Thursday, September 20, 2007

Postmodern?

Last Saturday night my home group discussed definitions of Postmodernism and its relationship to religion. I thought I would try to expand my views here even though I feel this topic has been beat to death. Most people define Postmodern thought as a rejection or reaction to modern scientific thinking. It is commonly viewed as a skeptical view of truth or a view that all truth is relative. I disagree with this popular definition.

First, we should note that modernism was the way people had come to think since the age of enlightenment/reason. It is a scientific view of the world. Modernity had a dramatic effect on religion since it was a time when science and religion fought for the truth about everything. Religion felt it was loosing its hold on truth (and therefore losing the battle for power) so it fought back with its own laws (doctrines) that looked and smelled just like science with all the trappings of rigid authoritative systems and theological claims. The modern mind thinks in terms of experiments, laws and repeatable patterns so the modern minds of religion in the last few centuries tried their best to build a case for religion on the same principles. The result was fundamentalist apologetics and that fatal flaw has led to wars, distrust, abuse, and may yet destroy religion completely.

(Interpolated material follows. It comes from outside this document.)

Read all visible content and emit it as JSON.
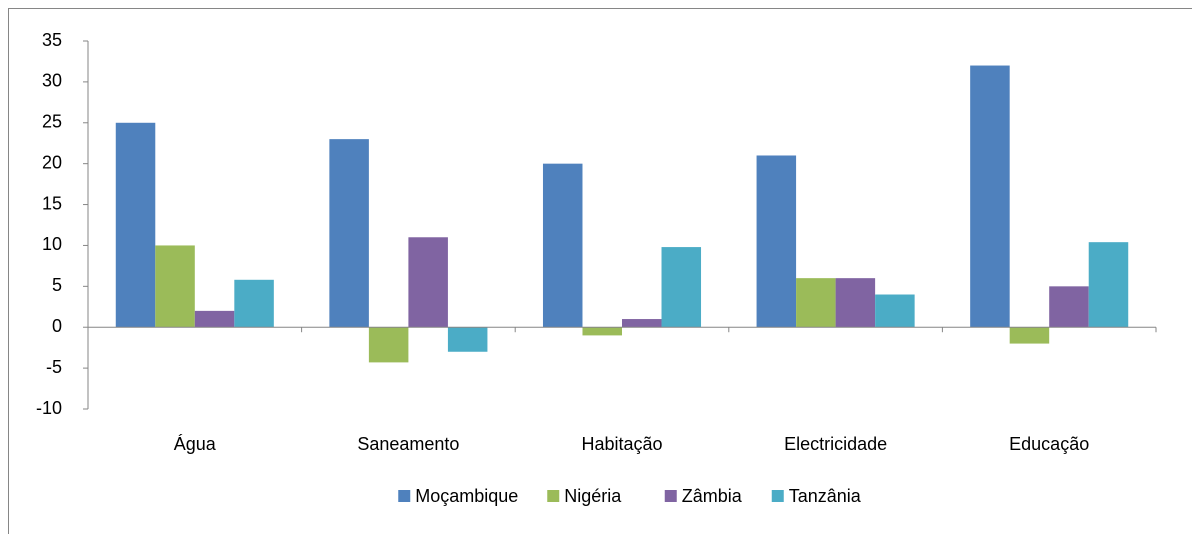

In my mind, postmodernism is not the rejection of absolute truth. Instead, it is the full embrace of everything we learned during the modern era about truth. We have absorbed all of modernity's lessons about how to do science and how not to do religion. Both insights have been valuable and we learned from our mistakes. Rather than reacting to science with a fight for truth, postmodern people of faith no longer see science as something new, dangerous, or destructive to faith. A scientific understanding of the universe is now a normal part of how we think and operate. We’ve accepted modern science and its love of skepticism and questioning, and now we have moved on with the idea of finding a new place for religion. We realize now that every great discovery in life begins with the question "Is the current way really the best way?" The battle between religion and science for absolute unchanging truth is over and science has won! Science won precisely because it never claims to have the final answer. Science always questions itself and continues to learn while religions are built on the celebration of the way things were. Religion will never again be the holder of truth about how the universe works and God will never again be the unexplainable and shrinking gap in our current understanding of the universe. We may not have all the answers but science is the best tool for that job. Religion was destined to fail when placed in that role and during the modern era, religion lost its ancient job of holding truth. Now in a postmodern world, religion will no longer have any claim to knowledge of the creation of the world, the origin or man, or the ability to predict the future.

Does that mean that religions are finished and God is dead in post modernity? I don't think so. It does mean that we finally have a chance to put religion into a role where it can succeed and God is no longer held in a human box of understanding. In the postmodern world, religion is no longer where we look for truth about the universe but where we look for inspiration, critique, transformation, and motivation. That is where it has always served mankind well. In this place, religion is a big winner. In this place, God is not a shrinking set of truths but instead God is a growing source of transformation.

3 comments:

Adam said...

Hey man - ran across your blog because of BlogRush, a blog-traffic module I installed on my site. Not sure how we haven't crossed paths before...I lived in ATL last year, and you can see from my blog, we have some similar interests...

Mike L. said...

Thanks for stopping by Adam. I've visited your blog and read your chapter in "Emergent Manifesto of Hope". Please stay in touch. It would be good to have a few "presbymergent" responses to my posts.

Lon said...

wow, just wanted to say i love your blog... good stuff.